AVS 59th Annual International Symposium and Exhibition
    Biofilms and Biofouling: Marine Medical Energy Focus Topic Thursday Sessions
       Session MB+BI-ThM

Invited Paper MB+BI-ThM4
Robustness Analysis of Biofilm Antibiotic Tolerance

Thursday, November 1, 2012, 9:00 am, Room 23

Session: Biofilms and Biofouling in Medicine
Presenter: R.P. Carlson, Montana State University
Correspondent: Click to Email

Biofilms are ubiquitous and are thought to be involved in more than half of all medical infections. Even after decades of investigation, the in vivo efficacy of many antimicrobial strategies is still debated suggesting a need for better understanding of biofilm antimicrobial tolerances. The robustness of biofilm antibiotic tolerance to medically and industrially relevant culturing perturbations was characterized.
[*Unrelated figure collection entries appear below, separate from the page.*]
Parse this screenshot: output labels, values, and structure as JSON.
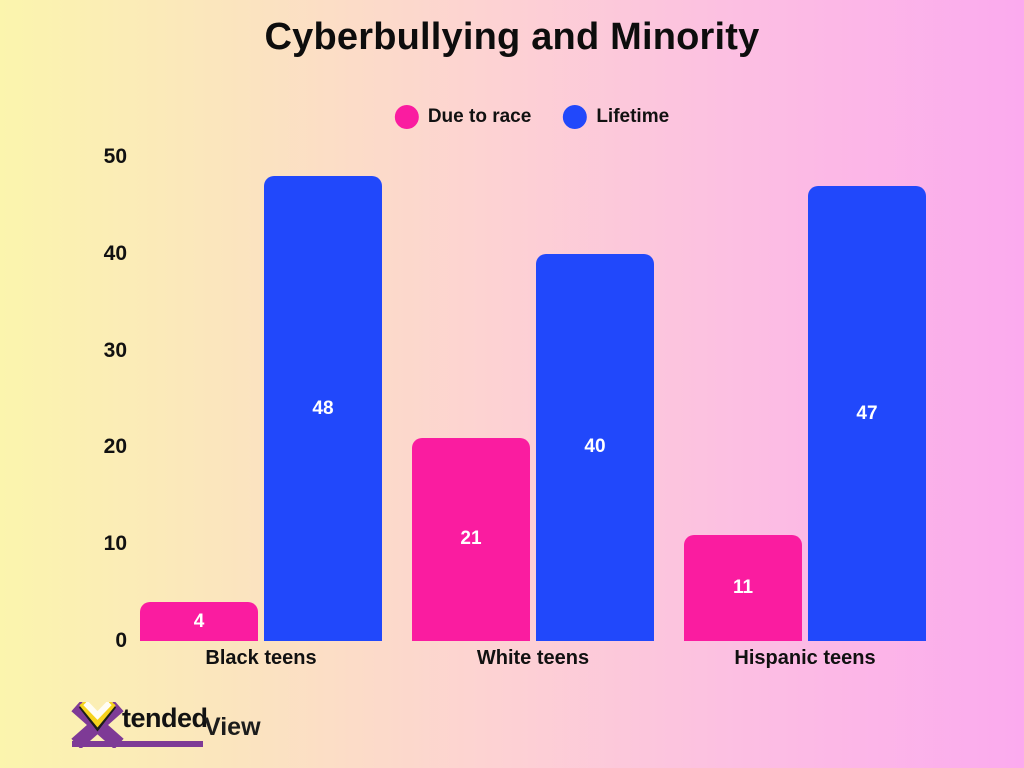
{
  "title": "Cyberbullying and Minority",
  "chart_data": {
    "type": "bar",
    "title": "Cyberbullying and Minority",
    "categories": [
      "Black teens",
      "White teens",
      "Hispanic teens"
    ],
    "series": [
      {
        "name": "Due to race",
        "color": "#fa1ca0",
        "values": [
          4,
          21,
          11
        ]
      },
      {
        "name": "Lifetime",
        "color": "#2148fb",
        "values": [
          48,
          40,
          47
        ]
      }
    ],
    "y_ticks": [
      0,
      10,
      20,
      30,
      40,
      50
    ],
    "ylim": [
      0,
      50
    ],
    "grid": false,
    "axis_lines": false,
    "legend_position": "top-center",
    "value_labels": "inside-center-white"
  },
  "logo": {
    "x_letter": "X",
    "tended": "tended",
    "view": "View",
    "purple": "#7e3a96",
    "yellow": "#f6d31d",
    "white": "#fffdf4",
    "dark": "#1c1c1c"
  },
  "colors": {
    "background_left": "#fbf5ad",
    "background_middle": "#fdd3d2",
    "background_right": "#fbaaee",
    "text": "#111111",
    "value_label": "#ffffff"
  }
}
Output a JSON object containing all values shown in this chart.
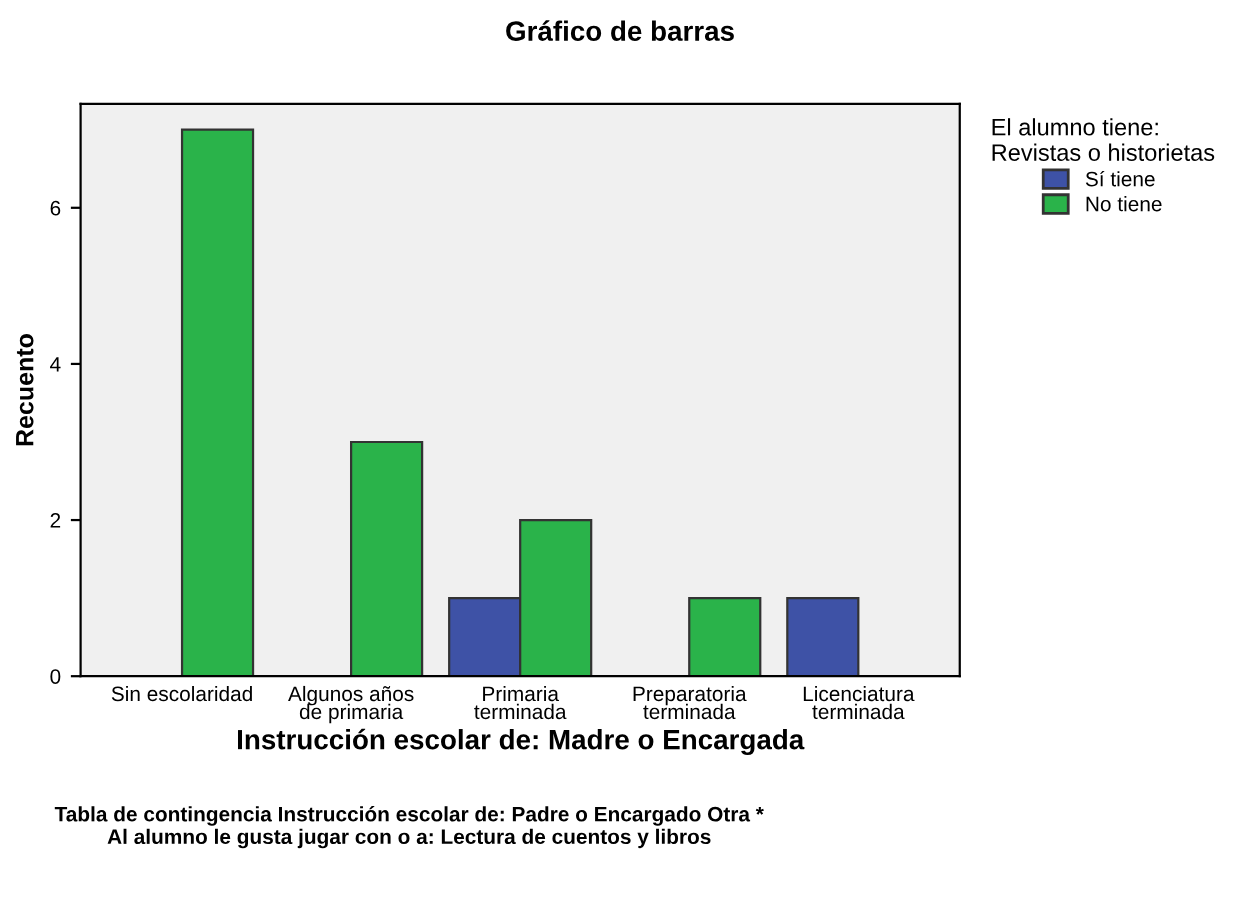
{
  "chart_data": {
    "type": "bar",
    "title": "Gráfico de barras",
    "xlabel": "Instrucción escolar de: Madre o Encargada",
    "ylabel": "Recuento",
    "legend_title": "El alumno tiene:\nRevistas o historietas",
    "legend": "top right",
    "categories": [
      "Sin escolaridad",
      "Algunos años\nde primaria",
      "Primaria\nterminada",
      "Preparatoria\nterminada",
      "Licenciatura\nterminada"
    ],
    "series": [
      {
        "name": "Sí tiene",
        "color": "#3e52a6",
        "values": [
          null,
          null,
          1,
          null,
          1
        ]
      },
      {
        "name": "No tiene",
        "color": "#2ab34a",
        "values": [
          7,
          3,
          2,
          1,
          null
        ]
      }
    ],
    "ylim": [
      0,
      7.33
    ],
    "yticks": [
      0,
      2,
      4,
      6
    ],
    "grid": false,
    "annotations": [
      "Tabla de contingencia Instrucción escolar de: Padre o Encargado Otra *\nAl alumno le gusta jugar con o a: Lectura de cuentos y libros"
    ]
  }
}
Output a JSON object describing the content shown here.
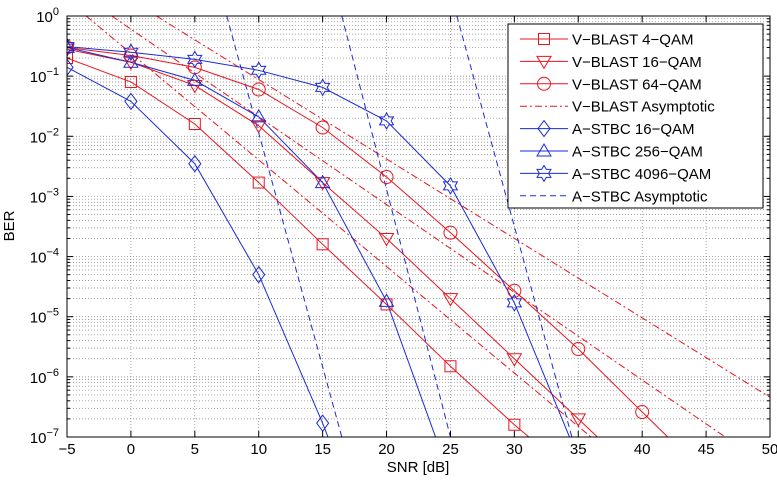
{
  "colors": {
    "red": "#e8141e",
    "blue": "#1a2bd6",
    "grid": "#7f7f7f"
  },
  "chart_data": {
    "type": "line",
    "xlabel": "SNR [dB]",
    "ylabel": "BER",
    "xlim": [
      -5,
      50
    ],
    "ylim": [
      1e-07,
      1
    ],
    "yscale": "log",
    "grid": true,
    "legend_position": "top-right",
    "x_ticks": [
      -5,
      0,
      5,
      10,
      15,
      20,
      25,
      30,
      35,
      40,
      45,
      50
    ],
    "x_tick_labels": [
      "−5",
      "0",
      "5",
      "10",
      "15",
      "20",
      "25",
      "30",
      "35",
      "40",
      "45",
      "50"
    ],
    "y_ticks": [
      {
        "value": 1,
        "base": "10",
        "exp": "0"
      },
      {
        "value": 0.1,
        "base": "10",
        "exp": "−1"
      },
      {
        "value": 0.01,
        "base": "10",
        "exp": "−2"
      },
      {
        "value": 0.001,
        "base": "10",
        "exp": "−3"
      },
      {
        "value": 0.0001,
        "base": "10",
        "exp": "−4"
      },
      {
        "value": 1e-05,
        "base": "10",
        "exp": "−5"
      },
      {
        "value": 1e-06,
        "base": "10",
        "exp": "−6"
      },
      {
        "value": 1e-07,
        "base": "10",
        "exp": "−7"
      }
    ],
    "series": [
      {
        "name": "V−BLAST 4−QAM",
        "color": "#e8141e",
        "dash": "solid",
        "marker": "square",
        "x": [
          -5,
          0,
          5,
          10,
          15,
          20,
          25,
          30,
          32
        ],
        "y": [
          0.2,
          0.08,
          0.016,
          0.0017,
          0.00016,
          1.6e-05,
          1.5e-06,
          1.6e-07,
          7e-08
        ]
      },
      {
        "name": "V−BLAST 16−QAM",
        "color": "#e8141e",
        "dash": "solid",
        "marker": "triangle-down",
        "x": [
          -5,
          0,
          5,
          10,
          15,
          20,
          25,
          30,
          35,
          36.5
        ],
        "y": [
          0.28,
          0.17,
          0.07,
          0.015,
          0.0017,
          0.0002,
          2e-05,
          2e-06,
          2e-07,
          1e-07
        ]
      },
      {
        "name": "V−BLAST 64−QAM",
        "color": "#e8141e",
        "dash": "solid",
        "marker": "circle",
        "x": [
          -5,
          0,
          5,
          10,
          15,
          20,
          25,
          30,
          35,
          40,
          42
        ],
        "y": [
          0.3,
          0.22,
          0.14,
          0.06,
          0.014,
          0.0021,
          0.00025,
          2.7e-05,
          2.9e-06,
          2.6e-07,
          1e-07
        ]
      },
      {
        "name": "V−BLAST Asymptotic",
        "color": "#e8141e",
        "dash": "dashdot",
        "marker": "none",
        "x": [
          -3.5,
          36
        ],
        "y": [
          1,
          1e-07
        ],
        "extra_lines": [
          {
            "x": [
              -1.5,
              46.5
            ],
            "y": [
              1,
              1e-07
            ]
          },
          {
            "x": [
              2,
              55
            ],
            "y": [
              1,
              1e-07
            ]
          }
        ]
      },
      {
        "name": "A−STBC 16−QAM",
        "color": "#1a2bd6",
        "dash": "solid",
        "marker": "diamond",
        "x": [
          -5,
          0,
          5,
          10,
          15,
          15.7
        ],
        "y": [
          0.14,
          0.038,
          0.0035,
          5e-05,
          1.7e-07,
          7e-08
        ]
      },
      {
        "name": "A−STBC 256−QAM",
        "color": "#1a2bd6",
        "dash": "solid",
        "marker": "triangle-up",
        "x": [
          -5,
          0,
          5,
          10,
          15,
          20,
          24
        ],
        "y": [
          0.3,
          0.17,
          0.085,
          0.021,
          0.0017,
          1.8e-05,
          8e-08
        ]
      },
      {
        "name": "A−STBC 4096−QAM",
        "color": "#1a2bd6",
        "dash": "solid",
        "marker": "hexagram",
        "x": [
          -5,
          0,
          5,
          10,
          15,
          20,
          25,
          30,
          34.5
        ],
        "y": [
          0.31,
          0.25,
          0.19,
          0.125,
          0.065,
          0.018,
          0.0015,
          1.7e-05,
          8e-08
        ]
      },
      {
        "name": "A−STBC Asymptotic",
        "color": "#1a2bd6",
        "dash": "dashed",
        "marker": "none",
        "x": [
          7.5,
          16.5
        ],
        "y": [
          1,
          1e-07
        ],
        "extra_lines": [
          {
            "x": [
              16.5,
              25
            ],
            "y": [
              1,
              1e-07
            ]
          },
          {
            "x": [
              25.5,
              34.5
            ],
            "y": [
              1,
              1e-07
            ]
          }
        ]
      }
    ]
  }
}
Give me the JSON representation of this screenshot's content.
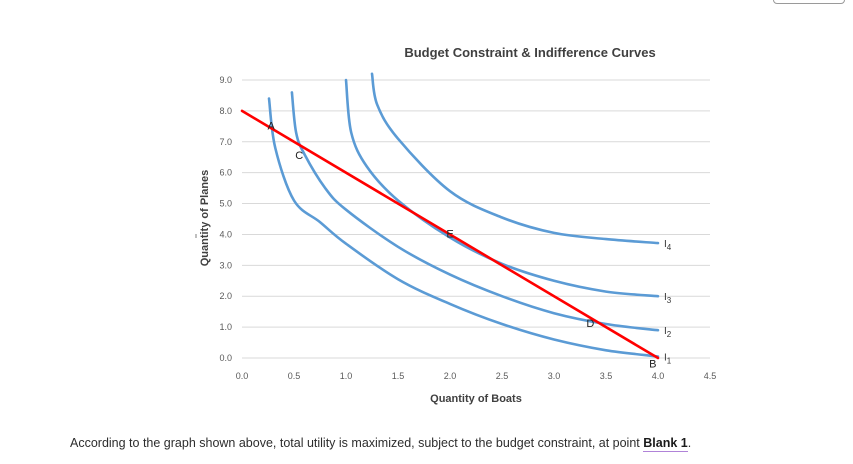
{
  "chart_data": {
    "type": "line",
    "title": "Budget Constraint & Indifference Curves",
    "xlabel": "Quantity of Boats",
    "ylabel": "Quantity of Planes",
    "xlim": [
      0,
      4.5
    ],
    "ylim": [
      0,
      9
    ],
    "x_ticks": [
      "0.0",
      "0.5",
      "1.0",
      "1.5",
      "2.0",
      "2.5",
      "3.0",
      "3.5",
      "4.0",
      "4.5"
    ],
    "y_ticks": [
      "0.0",
      "1.0",
      "2.0",
      "3.0",
      "4.0",
      "5.0",
      "6.0",
      "7.0",
      "8.0",
      "9.0"
    ],
    "grid": "horizontal",
    "budget_line": {
      "color": "#ff0000",
      "x": [
        0,
        4.0
      ],
      "y": [
        8.0,
        0
      ]
    },
    "indifference_curves": [
      {
        "label_main": "I",
        "label_sub": "1",
        "color": "#5b9bd5",
        "x": [
          0.26,
          0.32,
          0.5,
          0.75,
          1.0,
          1.5,
          2.0,
          2.5,
          3.0,
          3.5,
          4.0
        ],
        "y": [
          8.4,
          6.8,
          5.1,
          4.4,
          3.7,
          2.55,
          1.75,
          1.1,
          0.6,
          0.25,
          0.05
        ]
      },
      {
        "label_main": "I",
        "label_sub": "2",
        "color": "#5b9bd5",
        "x": [
          0.48,
          0.52,
          0.6,
          0.8,
          1.0,
          1.5,
          2.0,
          2.5,
          3.0,
          3.5,
          4.0
        ],
        "y": [
          8.6,
          7.3,
          6.6,
          5.5,
          4.8,
          3.6,
          2.7,
          2.0,
          1.45,
          1.1,
          0.9
        ]
      },
      {
        "label_main": "I",
        "label_sub": "3",
        "color": "#5b9bd5",
        "x": [
          1.0,
          1.05,
          1.2,
          1.5,
          2.0,
          2.5,
          3.0,
          3.5,
          4.0
        ],
        "y": [
          9.0,
          7.3,
          6.2,
          5.1,
          3.9,
          3.05,
          2.5,
          2.15,
          2.0
        ]
      },
      {
        "label_main": "I",
        "label_sub": "4",
        "color": "#5b9bd5",
        "x": [
          1.25,
          1.3,
          1.5,
          2.0,
          2.5,
          3.0,
          3.5,
          4.0
        ],
        "y": [
          9.2,
          8.2,
          7.1,
          5.4,
          4.55,
          4.05,
          3.85,
          3.72
        ]
      }
    ],
    "points": [
      {
        "label": "A",
        "x": 0.28,
        "y": 7.4
      },
      {
        "label": "C",
        "x": 0.55,
        "y": 6.45
      },
      {
        "label": "E",
        "x": 2.0,
        "y": 3.9
      },
      {
        "label": "D",
        "x": 3.35,
        "y": 1.0
      },
      {
        "label": "B",
        "x": 3.95,
        "y": -0.3
      }
    ]
  },
  "question": {
    "text": "According to the graph shown above, total utility is maximized, subject to the budget constraint, at point ",
    "blank_label": "Blank 1",
    "suffix": "."
  }
}
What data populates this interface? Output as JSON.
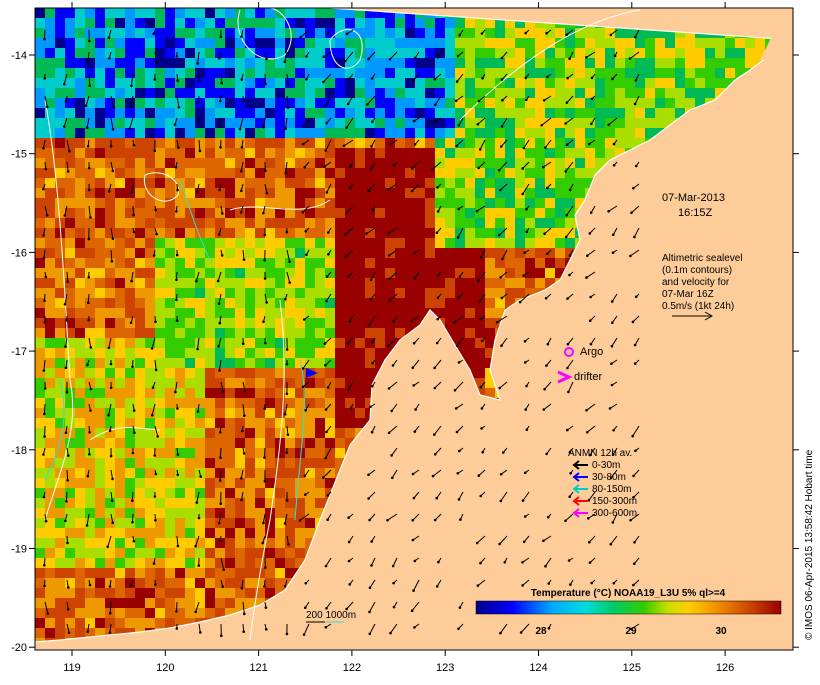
{
  "map": {
    "date_label": "07-Mar-2013",
    "time_label": "16:15Z",
    "altimetry_lines": [
      "Altimetric sealevel",
      "(0.1m contours)",
      "and velocity for",
      "07-Mar 16Z",
      "0.5m/s (1kt 24h)"
    ],
    "argo_label": "Argo",
    "drifter_label": "drifter",
    "anmn": {
      "title": "ANMN 12h av.",
      "items": [
        {
          "label": "0-30m",
          "color": "#000000"
        },
        {
          "label": "30-80m",
          "color": "#0000ff"
        },
        {
          "label": "80-150m",
          "color": "#00cccc"
        },
        {
          "label": "150-300m",
          "color": "#ff0000"
        },
        {
          "label": "300-600m",
          "color": "#ff00ff"
        }
      ]
    },
    "bathy_label": "200  1000m",
    "colorbar": {
      "title": "Temperature (°C) NOAA19_L3U 5% ql>=4",
      "ticks": [
        "28",
        "29",
        "30"
      ]
    },
    "credit": "© IMOS 06-Apr-2015 13:58:42 Hobart time",
    "axes": {
      "x_ticks": [
        "119",
        "120",
        "121",
        "122",
        "123",
        "124",
        "125",
        "126"
      ],
      "y_ticks": [
        "-14",
        "-15",
        "-16",
        "-17",
        "-18",
        "-19",
        "-20"
      ]
    },
    "colors": {
      "land": "#fdcc99",
      "coast": "#ffffff",
      "marker_argo": "#ff00ff",
      "marker_drifter": "#ff00ff"
    }
  }
}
By definition, robust systems return similar, predictable responses when perturbed while non-robust systems return very different and potentially unpredictable responses. Biofilm antibiotic tolerance was found to vary in unpredictable manners based on modest perturbations in culturing conditions. The predictability of an antibiotic tolerance response is essential to developing, testing, and employing antimicrobial strategies. The collective data represents both challenges and opportunities for the rational design of anti-biofilm strategies. The data demonstrates that biofilms can be countered effectively with some antibiotics if the appropriate environmental conditions are applied however, if inappropriate conditions are applied, the efficacy of the treatment can be negated. The results indicate it is essential to evaluate antimicrobial strategies over a range of perturbations relevant to the targeted application so accurate predictions regarding efficacy can be made. In addition, the highly dynamic antibiotic tolerance responses observed here may explain why some current antimicrobial strategies occasionally fail.